## Stream: general

### Topic: question about tutorial 09/0072

#### Antoine Chambert-Loir (Jul 21 2020 at 18:55):

Hello,
There's something I don't understand in tutorial/09, lemma 0072 is_sup_iff.
I need to prove ∀ n : ℕ, ∃ a ∈ A, x - 1/(n+1) < a, and after intros n and a proof of this: 1/(n+1 : ℝ) > 0 which are given by the exercise file, I wanted to go on with let y := x - 1/(n+1:ℝ), have : y < x by linarith[this], apply lt_sup h y, assumption.
This does not work, because linarith doesn't find the proof of the inequality y<x.
On the other hand, the given solution is shorter : exact lt_sup h _ (by linarith) .
Why does it work and mine does not?

#### Jalex Stark (Jul 21 2020 at 19:11):

linarith can't see through let

#### Jalex Stark (Jul 21 2020 at 19:11):

in order for linarith to work here, there needs to be a proof of y = x - 1/(n+1:\R) in context

#### Chris Hughes (Jul 21 2020 at 19:12):

I think there's a set tactic that helps in this situation.

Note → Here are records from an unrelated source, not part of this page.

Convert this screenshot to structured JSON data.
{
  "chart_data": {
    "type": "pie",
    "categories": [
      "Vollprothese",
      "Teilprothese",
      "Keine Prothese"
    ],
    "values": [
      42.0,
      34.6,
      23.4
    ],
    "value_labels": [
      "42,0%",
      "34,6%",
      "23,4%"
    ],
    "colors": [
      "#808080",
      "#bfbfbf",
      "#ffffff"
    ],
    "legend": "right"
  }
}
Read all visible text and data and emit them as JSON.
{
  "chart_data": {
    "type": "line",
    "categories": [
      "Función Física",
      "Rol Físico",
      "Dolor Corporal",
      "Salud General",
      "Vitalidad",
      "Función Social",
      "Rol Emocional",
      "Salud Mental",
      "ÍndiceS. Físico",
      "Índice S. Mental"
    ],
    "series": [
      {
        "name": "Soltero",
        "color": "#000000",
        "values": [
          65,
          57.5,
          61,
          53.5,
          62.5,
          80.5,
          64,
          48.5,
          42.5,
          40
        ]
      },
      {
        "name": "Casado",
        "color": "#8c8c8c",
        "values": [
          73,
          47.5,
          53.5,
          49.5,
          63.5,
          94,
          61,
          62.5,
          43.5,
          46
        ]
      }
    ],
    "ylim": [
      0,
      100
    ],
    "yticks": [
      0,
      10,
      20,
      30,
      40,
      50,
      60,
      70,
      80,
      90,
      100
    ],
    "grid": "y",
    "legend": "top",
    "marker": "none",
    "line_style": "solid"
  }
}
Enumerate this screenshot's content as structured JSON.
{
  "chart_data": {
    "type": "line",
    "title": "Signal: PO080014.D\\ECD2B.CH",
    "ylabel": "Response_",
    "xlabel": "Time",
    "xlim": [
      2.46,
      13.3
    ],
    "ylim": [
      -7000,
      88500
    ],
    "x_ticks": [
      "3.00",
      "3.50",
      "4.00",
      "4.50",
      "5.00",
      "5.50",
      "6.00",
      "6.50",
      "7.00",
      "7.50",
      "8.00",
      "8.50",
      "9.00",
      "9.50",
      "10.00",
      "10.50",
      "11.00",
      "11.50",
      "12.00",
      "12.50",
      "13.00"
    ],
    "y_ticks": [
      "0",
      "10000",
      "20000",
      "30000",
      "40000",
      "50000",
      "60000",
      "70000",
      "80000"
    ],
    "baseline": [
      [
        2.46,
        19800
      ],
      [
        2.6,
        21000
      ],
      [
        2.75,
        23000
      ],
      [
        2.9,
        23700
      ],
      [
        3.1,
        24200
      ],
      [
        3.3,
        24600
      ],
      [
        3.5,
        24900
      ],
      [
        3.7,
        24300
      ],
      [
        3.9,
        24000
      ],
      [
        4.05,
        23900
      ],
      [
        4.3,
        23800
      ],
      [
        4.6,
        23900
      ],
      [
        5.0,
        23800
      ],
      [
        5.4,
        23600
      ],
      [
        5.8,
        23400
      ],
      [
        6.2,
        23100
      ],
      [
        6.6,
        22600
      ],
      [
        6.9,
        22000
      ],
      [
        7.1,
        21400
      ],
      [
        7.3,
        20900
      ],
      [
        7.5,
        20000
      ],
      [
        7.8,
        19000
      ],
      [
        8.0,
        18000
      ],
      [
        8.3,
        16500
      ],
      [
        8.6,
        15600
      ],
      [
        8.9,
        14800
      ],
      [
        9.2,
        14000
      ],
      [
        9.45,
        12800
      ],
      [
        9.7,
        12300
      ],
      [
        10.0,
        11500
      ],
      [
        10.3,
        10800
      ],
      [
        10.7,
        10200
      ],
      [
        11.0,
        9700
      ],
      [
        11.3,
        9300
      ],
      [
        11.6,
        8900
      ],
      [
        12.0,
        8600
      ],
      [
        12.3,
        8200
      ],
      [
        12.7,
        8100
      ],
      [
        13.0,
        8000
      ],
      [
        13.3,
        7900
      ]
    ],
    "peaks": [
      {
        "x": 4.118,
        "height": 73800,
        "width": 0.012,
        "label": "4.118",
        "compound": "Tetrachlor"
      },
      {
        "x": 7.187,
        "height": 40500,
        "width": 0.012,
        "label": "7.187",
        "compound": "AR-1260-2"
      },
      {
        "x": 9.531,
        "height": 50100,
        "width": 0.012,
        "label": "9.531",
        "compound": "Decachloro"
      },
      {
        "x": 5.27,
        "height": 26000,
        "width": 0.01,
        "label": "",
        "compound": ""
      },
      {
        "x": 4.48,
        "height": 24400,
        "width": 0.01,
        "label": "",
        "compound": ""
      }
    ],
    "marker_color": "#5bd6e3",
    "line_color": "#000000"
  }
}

I've never used it, but it will make the proof of y = x - 1/(n+1:\R) for you.

#### Jalex Stark (Jul 21 2020 at 19:13):

i just always use set instead of let

#### Antoine Chambert-Loir (Jul 22 2020 at 21:50):

Jalex Stark said:

i just always use set instead of let

It did not work with set either… anyway, it was time to go to the next exercise! Thank you.

Last updated: May 14 2021 at 00:42 UTC